There are a lot of other things I wonder if I'll ever be able to do like you. I wonder if I'll ever be able to look at anything and put a spiritual application into it. I wonder if I'll ever have the boldness to declare the name of Jesus Christ like you do. I wonder if I'll have the walk with God like you do, and the heart to help people like you do.
I wonder if you know what an impact the missions trips, special meetings all over the country, the street preaching, door knocking, prayer meetings, devotions and family rap sessions had on my life. I wonder if you know how much I loved our heart-to-heart talks, hung on every word, and even when I disagreed, look back now and think, "he was right."
I wonder if you know how much I appreciate and admire the love and passion you have for my Mom, even after 27 years of marriage. I wonder if you remember the best birthday of my life--when I turned 17. You woke me up at 5 in the morning after driving an hour in the snow to come back from the men's meeting and take me out to breakfast. For the next few hours we talked and laughed and I thought, "I can't believe he came back for my birthday".
Just 3 years later, I took your arm, the doors opened and the crowd stood as the bridal march was played. It was all a blur but I remember thinking, "this is the day I've dreamed of. My daddy is walking me down the aisle....these are my last moments with him." You gave me away to the new man in my life. My new authority, the one who would take care of me now. I wonder how hard that was for you but I know you were content knowing it was God's will.

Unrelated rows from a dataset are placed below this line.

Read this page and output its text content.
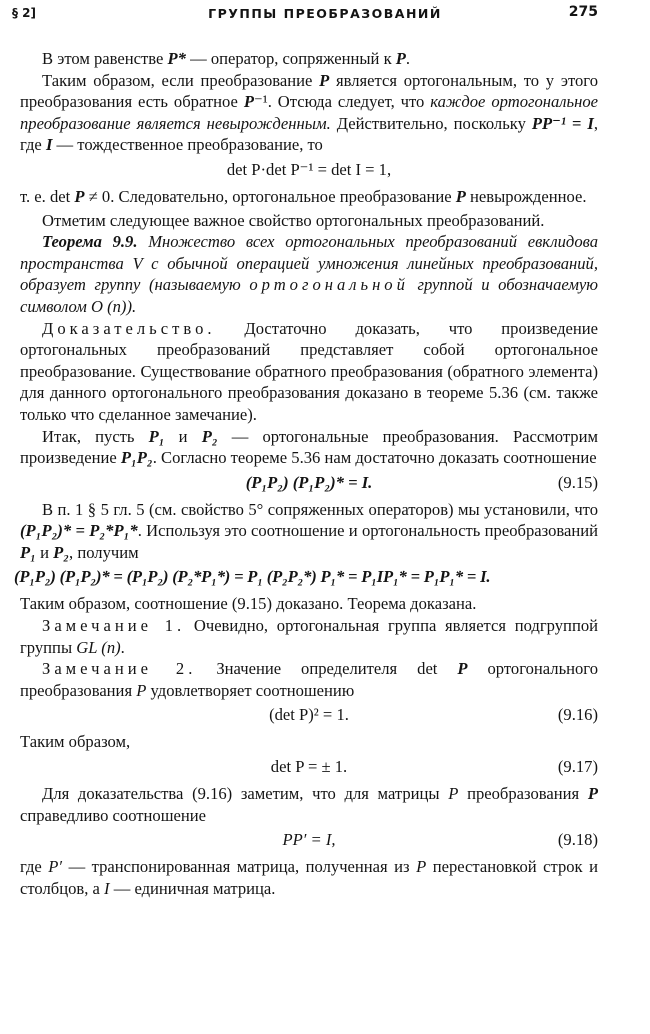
§ 2]	ГРУППЫ ПРЕОБРАЗОВАНИЙ	275

В этом равенстве P* — оператор, сопряженный к P.

Таким образом, если преобразование P является ортогональным, то у этого преобразования есть обратное P⁻¹. Отсюда следует, что каждое ортогональное преобразование является невырожденным. Действительно, поскольку PP⁻¹ = I, где I — тождественное преобразование, то

det P·det P⁻¹ = det I = 1,

т. е. det P ≠ 0. Следовательно, ортогональное преобразование P невырожденное.

Отметим следующее важное свойство ортогональных преобразований.

Теорема 9.9. Множество всех ортогональных преобразований евклидова пространства V с обычной операцией умножения линейных преобразований, образует группу (называемую ортогональной группой и обозначаемую символом O (n)).

Доказательство. Достаточно доказать, что произведение ортогональных преобразований представляет собой ортогональное преобразование. Существование обратного преобразования (обратного элемента) для данного ортогонального преобразования доказано в теореме 5.36 (см. также только что сделанное замечание).

Итак, пусть P₁ и P₂ — ортогональные преобразования. Рассмотрим произведение P₁P₂. Согласно теореме 5.36 нам достаточно доказать соотношение

(P₁P₂) (P₁P₂)* = I.	(9.15)

В п. 1 § 5 гл. 5 (см. свойство 5° сопряженных операторов) мы установили, что (P₁P₂)* = P₂*P₁*. Используя это соотношение и ортогональность преобразований P₁ и P₂, получим

(P₁P₂) (P₁P₂)* = (P₁P₂) (P₂*P₁*) = P₁ (P₂P₂*) P₁* = P₁IP₁* = P₁P₁* = I.

Таким образом, соотношение (9.15) доказано. Теорема доказана.

Замечание 1. Очевидно, ортогональная группа является подгруппой группы GL (n).

Замечание 2. Значение определителя det P ортогонального преобразования P удовлетворяет соотношению

(det P)² = 1.	(9.16)

Таким образом,

det P = ± 1.	(9.17)

Для доказательства (9.16) заметим, что для матрицы P преобразования P справедливо соотношение

PP′ = I,	(9.18)

где P′ — транспонированная матрица, полученная из P перестановкой строк и столбцов, а I — единичная матрица.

Now we live thousands of miles apart but our hearts are more bonded than ever, cherishing the emails, phone calls and visits. And I know that this sounds cliche', but no matter how far apart we are, you're always so close to my heart.
Today, I watched as my little girl sat and waited while her daddy cooked her a fried egg sandwich. She ate it with abandon, the same way I would eat your eggs. Maybe someday she'll write a love letter to him, remembering the eggs, the talks, the trips. I can only pray they have the same relationship that we have.
I love you, dad. I wish I could be with you on this Father's Day, just like I wish I could be with you on every Father's Day. But for now this will have to do.